Snobisme et littérature : le snobisme est-il un terreau pour une bonne littérature ?

Si l’on sourit ironiquement en prononçant le mot « snobisme », quel est son sens en littérature ? ou plutôt quelles sont ses multiples significations ?
Sacha Guitry, snob, cynique et farceur. Prêt à tout pour un bon motSacha Guitry, snob, cynique et farceur. Prêt à tout pour un bon mot

 Beaucoup sourient des snobs, ils appartiennent au domaine de l’artifice, du superflu. Et pourtant, ils font parfois de grands romanciers, et de bons sujets de romans. Le snobisme en littérature est avant tout une source d' inspiration, une inspiration des autres, de ceux peut-être qui n'appartiennent pas à une classe à laquelle ils voudraient appartenir, mais aussi du regard distancié pour d’autres classes. Le snobisme nait de l’envie mais aussi de l’observation. Un terreau riche pour écrire et décrire la comédie sociale

L’observation, un terreau de rêve pour un romancier

Snob, on pense en remontant dans le temps aux dandys. Oscar Wilde vient à l’esprit, ce noble esthète dont les comédies sociales avec leurs jeux de mots atteignent les pics de l’élitisme culturel. En contrepoint, ce voltigeur des hautes sphères a su écrire des hymnes angoissés à la souffrance sous forme par exemple d’un grand poème, à son retour d’exil : La Ballade de la geôle de Reading

Le snobisme de Wilde est toujours intact, mais à travers le prisme de ses propres expériences dramatiques, il a acquis une sorte de profondeur, de gravité. En fin de compte, c'est un grand homme de lettres qui a franchi les barricades de classes et a reconnu à travers ses épreuves une humanité partagée. Une universalité en quelque sorte.

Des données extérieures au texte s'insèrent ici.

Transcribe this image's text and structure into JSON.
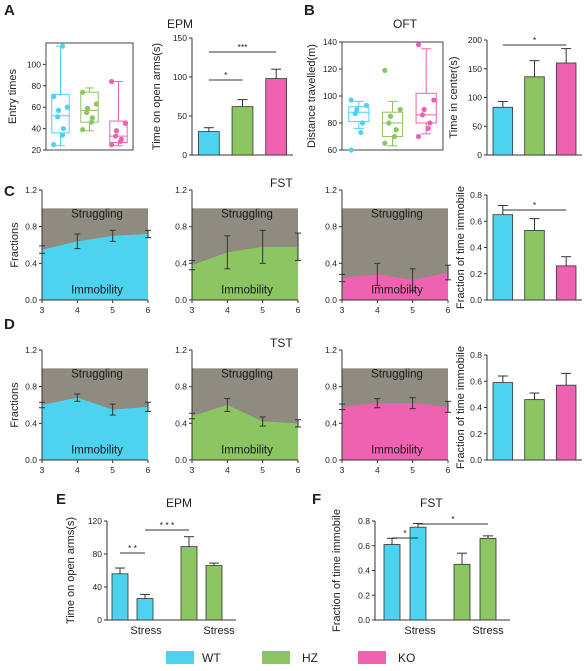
{
  "colors": {
    "WT": "#4dd2f0",
    "HZ": "#8cc562",
    "KO": "#ef62b1",
    "struggle": "#8f8b80",
    "axis": "#333333"
  },
  "panels": [
    {
      "key": "A",
      "title": "EPM"
    },
    {
      "key": "B",
      "title": "OFT"
    },
    {
      "key": "C",
      "title": "FST"
    },
    {
      "key": "D",
      "title": "TST"
    },
    {
      "key": "E",
      "title": "EPM"
    },
    {
      "key": "F",
      "title": "FST"
    }
  ],
  "legend": [
    {
      "label": "WT",
      "color": "#4dd2f0"
    },
    {
      "label": "HZ",
      "color": "#8cc562"
    },
    {
      "label": "KO",
      "color": "#ef62b1"
    }
  ],
  "chart_data": [
    {
      "id": "A-box",
      "panel": "A",
      "type": "box",
      "ylabel": "Entry times",
      "ylim": [
        20,
        120
      ],
      "yticks": [
        20,
        40,
        60,
        80,
        100
      ],
      "groups": [
        {
          "name": "WT",
          "min": 24,
          "q1": 36,
          "median": 52,
          "q3": 72,
          "max": 117,
          "points": [
            25,
            34,
            40,
            51,
            57,
            60,
            70,
            117
          ]
        },
        {
          "name": "HZ",
          "min": 38,
          "q1": 46,
          "median": 57,
          "q3": 74,
          "max": 78,
          "points": [
            39,
            46,
            50,
            55,
            59,
            63,
            74
          ]
        },
        {
          "name": "KO",
          "min": 24,
          "q1": 27,
          "median": 33,
          "q3": 47,
          "max": 84,
          "points": [
            25,
            28,
            30,
            33,
            38,
            45,
            84
          ]
        }
      ]
    },
    {
      "id": "A-bar",
      "panel": "A",
      "type": "bar",
      "ylabel": "Time on open arms(s)",
      "ylim": [
        0,
        150
      ],
      "yticks": [
        0,
        50,
        100,
        150
      ],
      "categories": [
        "WT",
        "HZ",
        "KO"
      ],
      "values": [
        30,
        62,
        98
      ],
      "errors": [
        5,
        9,
        12
      ],
      "significance": [
        {
          "from": 0,
          "to": 1,
          "label": "*"
        },
        {
          "from": 0,
          "to": 2,
          "label": "***"
        }
      ]
    },
    {
      "id": "B-box",
      "panel": "B",
      "type": "box",
      "ylabel": "Distance travelled(m)",
      "ylim": [
        60,
        140
      ],
      "yticks": [
        60,
        80,
        100,
        120,
        140
      ],
      "groups": [
        {
          "name": "WT",
          "min": 76,
          "q1": 81,
          "median": 88,
          "q3": 92,
          "max": 96,
          "points": [
            60,
            73,
            80,
            87,
            90,
            93,
            97
          ]
        },
        {
          "name": "HZ",
          "min": 63,
          "q1": 70,
          "median": 80,
          "q3": 88,
          "max": 96,
          "points": [
            65,
            70,
            75,
            80,
            85,
            90,
            119
          ]
        },
        {
          "name": "KO",
          "min": 72,
          "q1": 80,
          "median": 86,
          "q3": 102,
          "max": 135,
          "points": [
            70,
            76,
            80,
            86,
            90,
            97,
            138
          ]
        }
      ]
    },
    {
      "id": "B-bar",
      "panel": "B",
      "type": "bar",
      "ylabel": "Time in center(s)",
      "ylim": [
        0,
        200
      ],
      "yticks": [
        0,
        50,
        100,
        150,
        200
      ],
      "categories": [
        "WT",
        "HZ",
        "KO"
      ],
      "values": [
        83,
        136,
        160
      ],
      "errors": [
        10,
        28,
        25
      ],
      "significance": [
        {
          "from": 0,
          "to": 2,
          "label": "*"
        }
      ]
    },
    {
      "id": "C-area",
      "panel": "C",
      "type": "area",
      "ylabel": "Fractions",
      "xticks": [
        3,
        4,
        5,
        6
      ],
      "ylim": [
        0,
        1.2
      ],
      "yticks": [
        0.0,
        0.4,
        0.8,
        1.2
      ],
      "area_labels": [
        "Struggling",
        "Immobility"
      ],
      "groups": [
        {
          "name": "WT",
          "x": [
            3,
            4,
            5,
            6
          ],
          "immobility": [
            0.55,
            0.64,
            0.7,
            0.72
          ],
          "errors": [
            0.04,
            0.08,
            0.06,
            0.04
          ]
        },
        {
          "name": "HZ",
          "x": [
            3,
            4,
            5,
            6
          ],
          "immobility": [
            0.38,
            0.52,
            0.58,
            0.58
          ],
          "errors": [
            0.05,
            0.18,
            0.18,
            0.15
          ]
        },
        {
          "name": "KO",
          "x": [
            3,
            4,
            5,
            6
          ],
          "immobility": [
            0.24,
            0.28,
            0.22,
            0.3
          ],
          "errors": [
            0.04,
            0.12,
            0.12,
            0.08
          ]
        }
      ]
    },
    {
      "id": "C-bar",
      "panel": "C",
      "type": "bar",
      "ylabel": "Fraction of time immobile",
      "ylim": [
        0,
        0.8
      ],
      "yticks": [
        0.0,
        0.2,
        0.4,
        0.6,
        0.8
      ],
      "categories": [
        "WT",
        "HZ",
        "KO"
      ],
      "values": [
        0.65,
        0.53,
        0.26
      ],
      "errors": [
        0.07,
        0.09,
        0.07
      ],
      "significance": [
        {
          "from": 0,
          "to": 2,
          "label": "*"
        }
      ]
    },
    {
      "id": "D-area",
      "panel": "D",
      "type": "area",
      "ylabel": "Fractions",
      "xticks": [
        3,
        4,
        5,
        6
      ],
      "ylim": [
        0,
        1.2
      ],
      "yticks": [
        0.0,
        0.4,
        0.8,
        1.2
      ],
      "area_labels": [
        "Struggling",
        "Immobility"
      ],
      "groups": [
        {
          "name": "WT",
          "x": [
            3,
            4,
            5,
            6
          ],
          "immobility": [
            0.6,
            0.68,
            0.55,
            0.58
          ],
          "errors": [
            0.03,
            0.04,
            0.06,
            0.05
          ]
        },
        {
          "name": "HZ",
          "x": [
            3,
            4,
            5,
            6
          ],
          "immobility": [
            0.48,
            0.6,
            0.42,
            0.4
          ],
          "errors": [
            0.03,
            0.07,
            0.05,
            0.04
          ]
        },
        {
          "name": "KO",
          "x": [
            3,
            4,
            5,
            6
          ],
          "immobility": [
            0.58,
            0.62,
            0.62,
            0.58
          ],
          "errors": [
            0.03,
            0.05,
            0.06,
            0.06
          ]
        }
      ]
    },
    {
      "id": "D-bar",
      "panel": "D",
      "type": "bar",
      "ylabel": "Fraction of time immobile",
      "ylim": [
        0,
        0.8
      ],
      "yticks": [
        0.0,
        0.2,
        0.4,
        0.6,
        0.8
      ],
      "categories": [
        "WT",
        "HZ",
        "KO"
      ],
      "values": [
        0.59,
        0.46,
        0.57
      ],
      "errors": [
        0.05,
        0.05,
        0.09
      ]
    },
    {
      "id": "E-bar",
      "panel": "E",
      "type": "grouped-bar",
      "ylabel": "Time on open arms(s)",
      "ylim": [
        0,
        120
      ],
      "yticks": [
        0,
        40,
        80,
        120
      ],
      "group_labels": [
        "Stress",
        "Stress"
      ],
      "bars": [
        {
          "series": "WT",
          "value": 56,
          "error": 7
        },
        {
          "series": "WT",
          "value": 26,
          "error": 5
        },
        {
          "series": "HZ",
          "value": 89,
          "error": 12
        },
        {
          "series": "HZ",
          "value": 66,
          "error": 3
        }
      ],
      "significance": [
        {
          "from": 0,
          "to": 1,
          "label": "* *"
        },
        {
          "from": 1,
          "to": 2,
          "label": "* * *"
        }
      ]
    },
    {
      "id": "F-bar",
      "panel": "F",
      "type": "grouped-bar",
      "ylabel": "Fraction of time immobile",
      "ylim": [
        0,
        0.8
      ],
      "yticks": [
        0.0,
        0.2,
        0.4,
        0.6,
        0.8
      ],
      "group_labels": [
        "Stress",
        "Stress"
      ],
      "bars": [
        {
          "series": "WT",
          "value": 0.61,
          "error": 0.05
        },
        {
          "series": "WT",
          "value": 0.75,
          "error": 0.03
        },
        {
          "series": "HZ",
          "value": 0.45,
          "error": 0.09
        },
        {
          "series": "HZ",
          "value": 0.66,
          "error": 0.02
        }
      ],
      "significance": [
        {
          "from": 0,
          "to": 1,
          "label": "*"
        },
        {
          "from": 1,
          "to": 3,
          "label": "*"
        }
      ]
    }
  ]
}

Littérature : la finesse et l’humour d’une littérature d’élite, de l’"entre soi"

"Ma femme est normale, je suis normal et nos filles sont toutes plus folles les unes que les autres !" déclarait  David Mitford, leur père. 
Nancy Mitford romancière, scénariste, aime la France où elle a vécu une grande partie de sa vie. Puisant dans les frasques familiales l’essence de ses romans à succès, elle vient de la haute aristocratie anglaise et son destin ainsi que celui de ses sœurs touchent paradoxalement à la grande Histoire.

Des dizaines d’anecdotes, de bons mots, des situations baroques et de personnages fantasques, ont construit au delà d’une littérature réfèrente « l’esprit Mitford ». Mitford est une écrivaine de son temps, d’une Société, d’une forme d’humour à la fois décapant et mondain. C’est en cela qu’elle est précieuse. Elle n’est pas snob parce qu' elle envie les autres, mais plutôt parce qu'elle force ses lecteurs à entrer dans une sphère de mondanités, de bals, de situations drolatiques de l’aristocratie pour nous élever, nous faire rire mais aussi pour nous faire mieux comprendre le genre humain.

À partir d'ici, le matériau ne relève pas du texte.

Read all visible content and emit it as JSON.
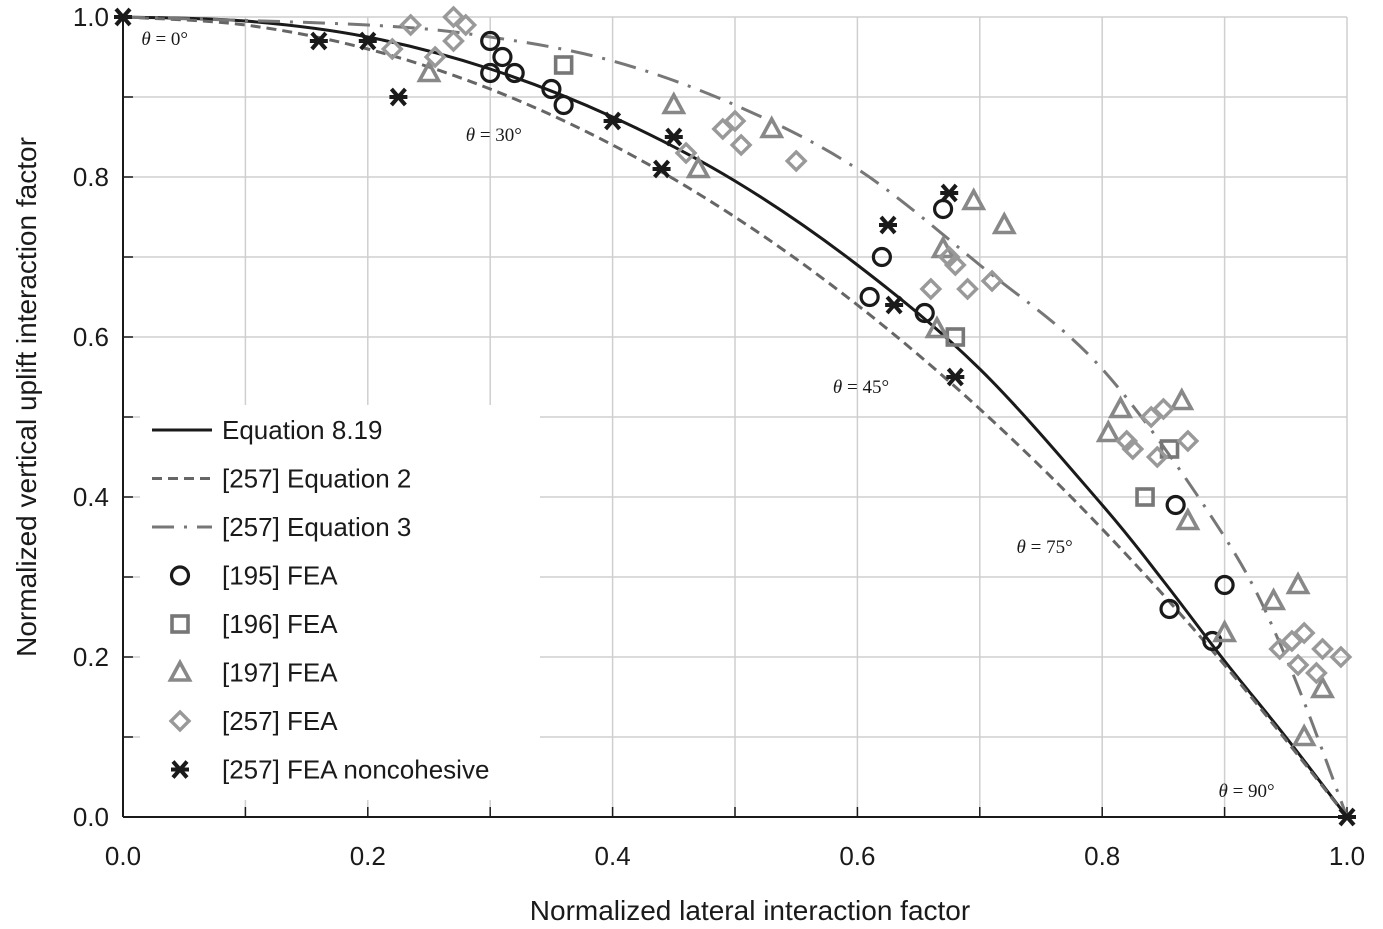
{
  "chart_data": {
    "type": "scatter",
    "title": "",
    "xlabel": "Normalized lateral interaction factor",
    "ylabel": "Normalized vertical uplift interaction factor",
    "xlim": [
      0,
      1
    ],
    "ylim": [
      0,
      1
    ],
    "xticks": [
      "0.0",
      "0.2",
      "0.4",
      "0.6",
      "0.8",
      "1.0"
    ],
    "yticks": [
      "0.0",
      "0.2",
      "0.4",
      "0.6",
      "0.8",
      "1.0"
    ],
    "xtick_values": [
      0,
      0.2,
      0.4,
      0.6,
      0.8,
      1.0
    ],
    "ytick_values": [
      0,
      0.2,
      0.4,
      0.6,
      0.8,
      1.0
    ],
    "grid": true,
    "legend_position": "lower-left",
    "annotations": [
      {
        "text": "θ = 0°",
        "x": 0.015,
        "y": 0.965
      },
      {
        "text": "θ = 30°",
        "x": 0.28,
        "y": 0.845
      },
      {
        "text": "θ = 45°",
        "x": 0.58,
        "y": 0.53
      },
      {
        "text": "θ = 75°",
        "x": 0.73,
        "y": 0.33
      },
      {
        "text": "θ = 90°",
        "x": 0.895,
        "y": 0.025
      }
    ],
    "series": [
      {
        "name": "Equation 8.19",
        "kind": "line",
        "style": "solid",
        "color": "#1a1a1a",
        "x": [
          0,
          0.1,
          0.2,
          0.3,
          0.4,
          0.5,
          0.6,
          0.7,
          0.8,
          0.85,
          0.9,
          0.95,
          1.0
        ],
        "y": [
          1.0,
          0.995,
          0.975,
          0.935,
          0.875,
          0.795,
          0.69,
          0.56,
          0.39,
          0.295,
          0.195,
          0.1,
          0.0
        ]
      },
      {
        "name": "[257] Equation 2",
        "kind": "line",
        "style": "dashed",
        "color": "#666666",
        "x": [
          0,
          0.1,
          0.2,
          0.3,
          0.4,
          0.5,
          0.6,
          0.7,
          0.8,
          0.9,
          1.0
        ],
        "y": [
          1.0,
          0.99,
          0.96,
          0.91,
          0.84,
          0.75,
          0.64,
          0.51,
          0.36,
          0.19,
          0.0
        ]
      },
      {
        "name": "[257] Equation 3",
        "kind": "line",
        "style": "dashdot",
        "color": "#777777",
        "x": [
          0,
          0.2,
          0.3,
          0.4,
          0.5,
          0.6,
          0.7,
          0.8,
          0.9,
          0.95,
          1.0
        ],
        "y": [
          1.0,
          0.99,
          0.975,
          0.945,
          0.89,
          0.81,
          0.69,
          0.56,
          0.35,
          0.2,
          0.0
        ]
      },
      {
        "name": "[195] FEA",
        "kind": "marker",
        "marker": "circle",
        "color": "#1a1a1a",
        "x": [
          0.3,
          0.31,
          0.3,
          0.32,
          0.35,
          0.36,
          0.62,
          0.61,
          0.655,
          0.67,
          0.855,
          0.86,
          0.89,
          0.9
        ],
        "y": [
          0.97,
          0.95,
          0.93,
          0.93,
          0.91,
          0.89,
          0.7,
          0.65,
          0.63,
          0.76,
          0.26,
          0.39,
          0.22,
          0.29
        ]
      },
      {
        "name": "[196] FEA",
        "kind": "marker",
        "marker": "square",
        "color": "#777777",
        "x": [
          0.36,
          0.68,
          0.835,
          0.855
        ],
        "y": [
          0.94,
          0.6,
          0.4,
          0.46
        ]
      },
      {
        "name": "[197] FEA",
        "kind": "marker",
        "marker": "triangle",
        "color": "#888888",
        "x": [
          0.25,
          0.45,
          0.47,
          0.53,
          0.665,
          0.67,
          0.695,
          0.72,
          0.805,
          0.815,
          0.865,
          0.87,
          0.9,
          0.94,
          0.96,
          0.965,
          0.98
        ],
        "y": [
          0.93,
          0.89,
          0.81,
          0.86,
          0.61,
          0.71,
          0.77,
          0.74,
          0.48,
          0.51,
          0.52,
          0.37,
          0.23,
          0.27,
          0.29,
          0.1,
          0.16
        ]
      },
      {
        "name": "[257] FEA",
        "kind": "marker",
        "marker": "diamond",
        "color": "#999999",
        "x": [
          0.22,
          0.235,
          0.255,
          0.27,
          0.27,
          0.28,
          0.46,
          0.49,
          0.5,
          0.505,
          0.55,
          0.66,
          0.675,
          0.68,
          0.69,
          0.71,
          0.82,
          0.825,
          0.84,
          0.845,
          0.85,
          0.87,
          0.945,
          0.955,
          0.96,
          0.965,
          0.975,
          0.98,
          0.995
        ],
        "y": [
          0.96,
          0.99,
          0.95,
          0.97,
          1.0,
          0.99,
          0.83,
          0.86,
          0.87,
          0.84,
          0.82,
          0.66,
          0.7,
          0.69,
          0.66,
          0.67,
          0.47,
          0.46,
          0.5,
          0.45,
          0.51,
          0.47,
          0.21,
          0.22,
          0.19,
          0.23,
          0.18,
          0.21,
          0.2
        ]
      },
      {
        "name": "[257] FEA noncohesive",
        "kind": "marker",
        "marker": "star",
        "color": "#1a1a1a",
        "x": [
          0.0,
          0.16,
          0.2,
          0.225,
          0.4,
          0.44,
          0.45,
          0.625,
          0.63,
          0.675,
          0.68,
          1.0
        ],
        "y": [
          1.0,
          0.97,
          0.97,
          0.9,
          0.87,
          0.81,
          0.85,
          0.74,
          0.64,
          0.78,
          0.55,
          0.0
        ]
      }
    ]
  }
}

Littérature : les personnages snobs des romans feignent de connaître l’élite 

On ne peut parler de snobisme littéraire sans citer Proust et les personnages de La Recherche. Au delà de toute la délicatesse, l’ambiguïté et la richesse des personnages et des sentiments, le snobisme est aussi au centre de l’œuvre. Il se plait à mettre en avant des personnages ambitieux qui n’ont parfois que peu d’étoffe, qui connaissent tout le gratin mais qui ne sont pas connus de lui. Ceux-ci éludent habilement les degrés d’intimité avec les personnages célèbres, feignant d’en être proches pour se mettre en avant.

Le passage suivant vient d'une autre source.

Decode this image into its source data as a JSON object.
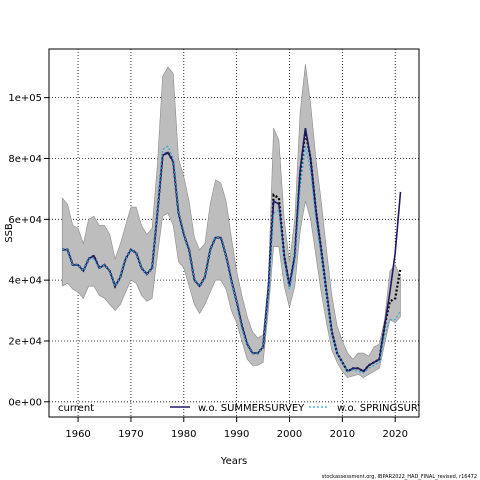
{
  "chart_data": {
    "type": "line",
    "title": "",
    "xlabel": "Years",
    "ylabel": "SSB",
    "xlim": [
      1954.5,
      2024.5
    ],
    "ylim": [
      -5000,
      116000
    ],
    "grid": true,
    "grid_style": "dotted",
    "xticks": [
      1960,
      1970,
      1980,
      1990,
      2000,
      2010,
      2020
    ],
    "yticks": [
      {
        "value": 0,
        "label": "0e+00"
      },
      {
        "value": 20000,
        "label": "2e+04"
      },
      {
        "value": 40000,
        "label": "4e+04"
      },
      {
        "value": 60000,
        "label": "6e+04"
      },
      {
        "value": 80000,
        "label": "8e+04"
      },
      {
        "value": 100000,
        "label": "1e+05"
      }
    ],
    "x": [
      1957,
      1958,
      1959,
      1960,
      1961,
      1962,
      1963,
      1964,
      1965,
      1966,
      1967,
      1968,
      1969,
      1970,
      1971,
      1972,
      1973,
      1974,
      1975,
      1976,
      1977,
      1978,
      1979,
      1980,
      1981,
      1982,
      1983,
      1984,
      1985,
      1986,
      1987,
      1988,
      1989,
      1990,
      1991,
      1992,
      1993,
      1994,
      1995,
      1996,
      1997,
      1998,
      1999,
      2000,
      2001,
      2002,
      2003,
      2004,
      2005,
      2006,
      2007,
      2008,
      2009,
      2010,
      2011,
      2012,
      2013,
      2014,
      2015,
      2016,
      2017,
      2018,
      2019,
      2020,
      2021
    ],
    "band": {
      "upper": [
        67000,
        65000,
        58000,
        57000,
        52000,
        60000,
        61000,
        58000,
        58000,
        55000,
        47000,
        52000,
        58000,
        64000,
        64000,
        58000,
        55000,
        57000,
        78000,
        107000,
        110000,
        108000,
        80000,
        74000,
        66000,
        54000,
        50000,
        52000,
        65000,
        73000,
        72000,
        66000,
        54000,
        43000,
        35000,
        28000,
        23000,
        21000,
        22000,
        40000,
        90000,
        86000,
        60000,
        46000,
        60000,
        95000,
        111000,
        98000,
        80000,
        66000,
        50000,
        35000,
        25000,
        20000,
        16000,
        14000,
        16000,
        16000,
        15000,
        18000,
        19000,
        27000,
        43000,
        45000,
        41000
      ],
      "lower": [
        38000,
        39000,
        37000,
        36000,
        34000,
        38000,
        38000,
        35000,
        34000,
        32000,
        30000,
        32000,
        36000,
        40000,
        39000,
        35000,
        33000,
        34000,
        48000,
        61000,
        62000,
        58000,
        46000,
        44000,
        38000,
        32000,
        29000,
        32000,
        36000,
        40000,
        40000,
        37000,
        30000,
        26000,
        20000,
        14000,
        12000,
        12000,
        13000,
        30000,
        51000,
        51000,
        38000,
        31000,
        38000,
        56000,
        66000,
        60000,
        48000,
        36000,
        26000,
        17000,
        13000,
        10000,
        8000,
        8500,
        9000,
        8000,
        9000,
        10000,
        11000,
        19000,
        27000,
        26000,
        28000
      ]
    },
    "series": [
      {
        "name": "current",
        "color": "#000000",
        "dash": "2,2",
        "values": [
          50000,
          50000,
          45000,
          45000,
          43000,
          47000,
          48000,
          44000,
          45000,
          43000,
          38000,
          41000,
          47000,
          50000,
          49000,
          44000,
          42000,
          44000,
          62000,
          81000,
          82000,
          79000,
          62000,
          55000,
          50000,
          40000,
          38000,
          41000,
          50000,
          54000,
          54000,
          48000,
          40000,
          33000,
          25000,
          19000,
          16000,
          16000,
          18000,
          37000,
          68000,
          67000,
          48000,
          38000,
          48000,
          75000,
          89000,
          80000,
          63000,
          50000,
          36000,
          23000,
          16000,
          13000,
          10000,
          11000,
          11000,
          10000,
          12000,
          13000,
          14000,
          25000,
          33000,
          34000,
          44000
        ]
      },
      {
        "name": "w.o. SUMMERSURVEY",
        "color": "#1f1a66",
        "dash": "",
        "values": [
          50000,
          50000,
          45000,
          45000,
          43000,
          47000,
          48000,
          44000,
          45000,
          43000,
          38000,
          41000,
          47000,
          50000,
          49000,
          44000,
          42000,
          44000,
          62000,
          81000,
          82000,
          79000,
          62000,
          55000,
          50000,
          40000,
          38000,
          41000,
          50000,
          54000,
          54000,
          48000,
          40000,
          33000,
          25000,
          19000,
          16000,
          16000,
          18000,
          37000,
          66000,
          65000,
          48000,
          38000,
          48000,
          76000,
          90000,
          80000,
          63000,
          50000,
          36000,
          23000,
          16000,
          13000,
          10000,
          11000,
          11000,
          10000,
          12000,
          13000,
          14000,
          25000,
          36000,
          49000,
          69000
        ]
      },
      {
        "name": "w.o. SPRINGSURVEY",
        "color": "#29a8e0",
        "dash": "2,2",
        "values": [
          50000,
          50000,
          45000,
          45000,
          43000,
          47000,
          47000,
          44000,
          45000,
          43000,
          38000,
          41000,
          47000,
          50000,
          49000,
          44000,
          42000,
          44000,
          62000,
          83000,
          84000,
          80000,
          62000,
          55000,
          50000,
          40000,
          38000,
          41000,
          50000,
          54000,
          54000,
          48000,
          40000,
          33000,
          24000,
          19000,
          16000,
          16000,
          18000,
          36000,
          62000,
          63000,
          46000,
          37000,
          46000,
          70000,
          84000,
          76000,
          60000,
          48000,
          35000,
          22000,
          16000,
          13000,
          10000,
          10500,
          10000,
          9500,
          11000,
          12000,
          13000,
          22000,
          27000,
          27000,
          30000
        ]
      }
    ],
    "legend_position": "bottom",
    "footer": "stockassessment.org, IBPAR2022_HAD_FINAL_revised, r16472"
  }
}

Le snobisme que l’on décrit  en tant qu’écrivain ou que l’on porte en soi est une quête d’assimilation aux gens d'une autre classe à laquelle on souhaiterait appartenir, par la façon d’être, les goûts, et les relations. C’est aussi un jeu de Société, d’habileté, ou l’on est guetté, traqué, jugé : une gymnastique sociale pour les champions des artifices de la vie. Donc une matière littéraire infinie sur le genre humain..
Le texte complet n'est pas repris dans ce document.